Thats pretty fucking awesome...


----------



## Professor Pumpkin (Jun 25, 2010)

Fucking hell, that's like grade A shit! You ever considered drawing for The Heretic? +rep for an amazing drawing, that with your permission, I will use as my background image.


----------



## raider1987 (Dec 3, 2010)

Amazing. Talented man. Would you consider doing some art of Horus himself?


----------



## thisisaguard111 (Oct 20, 2010)

damn really wish there was a jaw drop smiley thing


----------



## Stugmeister (Apr 21, 2009)

Great job sir! 

I really like how hectic the pic is, how much is going on.


----------



## unxpekted22 (Apr 7, 2009)

Hopefully this isnt a disappointing comment but my favorite part of the picture has to be the background with all the gargoyles and stuff flying all over the ships.


----------



## Midge913 (Oct 21, 2010)

As always Slaine you continue to impress! An excellently composed piece!
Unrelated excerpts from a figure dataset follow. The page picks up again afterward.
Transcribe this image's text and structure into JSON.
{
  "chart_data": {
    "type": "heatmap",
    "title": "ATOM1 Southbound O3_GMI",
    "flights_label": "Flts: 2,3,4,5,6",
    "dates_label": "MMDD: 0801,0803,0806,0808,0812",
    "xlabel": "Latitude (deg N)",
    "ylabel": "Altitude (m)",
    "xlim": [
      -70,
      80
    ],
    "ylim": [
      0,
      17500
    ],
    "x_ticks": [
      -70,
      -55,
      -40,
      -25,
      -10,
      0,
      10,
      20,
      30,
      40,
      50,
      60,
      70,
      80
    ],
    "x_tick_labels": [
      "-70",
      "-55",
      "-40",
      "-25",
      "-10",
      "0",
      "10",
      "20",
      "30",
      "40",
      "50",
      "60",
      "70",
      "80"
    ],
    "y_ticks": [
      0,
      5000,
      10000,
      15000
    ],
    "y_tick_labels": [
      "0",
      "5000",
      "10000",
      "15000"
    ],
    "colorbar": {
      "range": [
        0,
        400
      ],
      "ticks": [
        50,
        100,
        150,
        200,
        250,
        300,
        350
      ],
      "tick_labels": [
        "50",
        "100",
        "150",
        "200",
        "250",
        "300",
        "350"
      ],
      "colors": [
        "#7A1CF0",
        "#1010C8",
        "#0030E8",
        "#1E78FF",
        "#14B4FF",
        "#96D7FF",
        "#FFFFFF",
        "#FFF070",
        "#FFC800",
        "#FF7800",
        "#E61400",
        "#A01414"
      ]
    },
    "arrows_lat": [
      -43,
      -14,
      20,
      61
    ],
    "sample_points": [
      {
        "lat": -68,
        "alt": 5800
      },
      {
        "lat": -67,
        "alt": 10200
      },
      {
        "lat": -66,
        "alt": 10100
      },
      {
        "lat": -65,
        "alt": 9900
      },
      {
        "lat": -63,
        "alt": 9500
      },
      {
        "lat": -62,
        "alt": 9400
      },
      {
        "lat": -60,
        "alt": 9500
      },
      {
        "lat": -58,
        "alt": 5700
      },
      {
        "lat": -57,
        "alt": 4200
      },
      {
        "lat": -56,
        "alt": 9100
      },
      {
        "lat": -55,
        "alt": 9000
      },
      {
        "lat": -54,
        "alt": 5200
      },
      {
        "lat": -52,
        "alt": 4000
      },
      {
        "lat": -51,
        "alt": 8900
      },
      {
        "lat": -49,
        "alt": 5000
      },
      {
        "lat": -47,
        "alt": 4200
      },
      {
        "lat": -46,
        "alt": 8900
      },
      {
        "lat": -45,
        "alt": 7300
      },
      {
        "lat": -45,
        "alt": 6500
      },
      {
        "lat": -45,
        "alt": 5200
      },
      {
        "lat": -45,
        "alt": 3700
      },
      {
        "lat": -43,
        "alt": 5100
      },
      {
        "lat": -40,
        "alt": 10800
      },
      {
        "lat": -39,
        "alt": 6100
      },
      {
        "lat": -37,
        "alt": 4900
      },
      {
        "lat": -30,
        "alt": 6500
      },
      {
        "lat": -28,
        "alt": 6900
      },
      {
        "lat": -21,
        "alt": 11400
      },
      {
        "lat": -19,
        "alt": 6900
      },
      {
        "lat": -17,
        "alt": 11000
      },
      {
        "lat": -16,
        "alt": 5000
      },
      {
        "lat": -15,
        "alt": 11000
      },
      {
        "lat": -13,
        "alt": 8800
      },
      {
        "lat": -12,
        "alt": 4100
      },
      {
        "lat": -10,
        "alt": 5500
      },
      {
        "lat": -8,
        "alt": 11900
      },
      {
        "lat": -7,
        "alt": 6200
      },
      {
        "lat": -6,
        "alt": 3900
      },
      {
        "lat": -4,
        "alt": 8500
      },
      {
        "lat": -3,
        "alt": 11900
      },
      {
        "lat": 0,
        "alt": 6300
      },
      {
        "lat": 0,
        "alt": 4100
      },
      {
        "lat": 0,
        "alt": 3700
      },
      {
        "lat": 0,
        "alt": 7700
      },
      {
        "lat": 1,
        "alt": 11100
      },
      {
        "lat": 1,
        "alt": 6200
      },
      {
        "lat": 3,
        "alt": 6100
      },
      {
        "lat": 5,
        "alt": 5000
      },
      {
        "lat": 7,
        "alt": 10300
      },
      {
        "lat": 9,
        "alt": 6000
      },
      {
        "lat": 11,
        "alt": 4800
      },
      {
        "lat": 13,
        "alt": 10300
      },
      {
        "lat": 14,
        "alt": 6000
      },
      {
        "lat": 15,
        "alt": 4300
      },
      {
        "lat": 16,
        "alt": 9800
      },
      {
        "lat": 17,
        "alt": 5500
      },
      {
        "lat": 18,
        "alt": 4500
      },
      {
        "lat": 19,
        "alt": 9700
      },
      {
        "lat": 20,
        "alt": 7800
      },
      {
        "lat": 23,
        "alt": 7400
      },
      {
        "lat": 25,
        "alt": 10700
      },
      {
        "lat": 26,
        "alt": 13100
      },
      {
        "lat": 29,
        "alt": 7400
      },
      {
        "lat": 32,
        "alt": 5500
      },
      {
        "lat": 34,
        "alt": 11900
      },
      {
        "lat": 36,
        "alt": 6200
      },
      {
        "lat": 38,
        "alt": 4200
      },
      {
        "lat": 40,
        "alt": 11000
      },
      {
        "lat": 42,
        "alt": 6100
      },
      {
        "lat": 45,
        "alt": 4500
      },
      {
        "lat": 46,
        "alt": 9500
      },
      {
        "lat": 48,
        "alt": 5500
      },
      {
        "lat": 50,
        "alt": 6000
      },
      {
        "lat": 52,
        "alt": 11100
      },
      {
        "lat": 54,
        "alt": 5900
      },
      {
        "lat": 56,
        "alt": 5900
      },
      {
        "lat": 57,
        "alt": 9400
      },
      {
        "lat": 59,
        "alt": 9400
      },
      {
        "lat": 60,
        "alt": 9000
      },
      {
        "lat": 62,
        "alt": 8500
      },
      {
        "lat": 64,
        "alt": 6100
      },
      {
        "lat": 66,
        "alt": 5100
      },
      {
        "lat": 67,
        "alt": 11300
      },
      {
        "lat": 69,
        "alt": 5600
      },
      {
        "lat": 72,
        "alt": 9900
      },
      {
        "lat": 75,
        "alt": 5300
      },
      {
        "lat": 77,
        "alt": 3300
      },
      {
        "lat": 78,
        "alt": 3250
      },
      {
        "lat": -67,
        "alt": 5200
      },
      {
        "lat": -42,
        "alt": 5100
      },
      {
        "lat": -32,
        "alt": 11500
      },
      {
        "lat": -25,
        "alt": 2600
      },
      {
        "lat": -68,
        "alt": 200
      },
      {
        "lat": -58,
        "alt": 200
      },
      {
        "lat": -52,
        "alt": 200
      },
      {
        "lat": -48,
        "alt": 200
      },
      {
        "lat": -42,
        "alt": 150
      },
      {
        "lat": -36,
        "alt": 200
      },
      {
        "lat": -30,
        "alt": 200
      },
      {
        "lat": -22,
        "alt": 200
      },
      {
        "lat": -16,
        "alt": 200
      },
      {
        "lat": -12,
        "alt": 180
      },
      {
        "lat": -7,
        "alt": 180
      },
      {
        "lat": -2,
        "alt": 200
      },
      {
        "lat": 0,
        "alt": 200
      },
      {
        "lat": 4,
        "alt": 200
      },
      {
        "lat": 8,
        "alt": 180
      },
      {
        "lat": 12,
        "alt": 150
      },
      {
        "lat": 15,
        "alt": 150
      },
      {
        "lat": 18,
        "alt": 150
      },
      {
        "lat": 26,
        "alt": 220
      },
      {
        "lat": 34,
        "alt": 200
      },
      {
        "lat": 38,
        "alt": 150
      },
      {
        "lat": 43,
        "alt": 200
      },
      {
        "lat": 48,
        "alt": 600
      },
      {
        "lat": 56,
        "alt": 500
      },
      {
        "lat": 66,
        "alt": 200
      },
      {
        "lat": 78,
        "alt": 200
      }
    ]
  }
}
Absolutely love it! +rep


----------



## slaine69 (Jun 4, 2009)

Dakingofchaos said:


> This is actually pretty good, im impressed! +rep! what did you use to draw it?


thanks a lot dude I'm glad you like it , for this I used photoshop CS3 and a shit load of reference, if you want any of it let me know and I'll send you the links, just in case there's a speedpaint here


----------



## DrinCalhar (Jul 10, 2010)

So amazing!


----------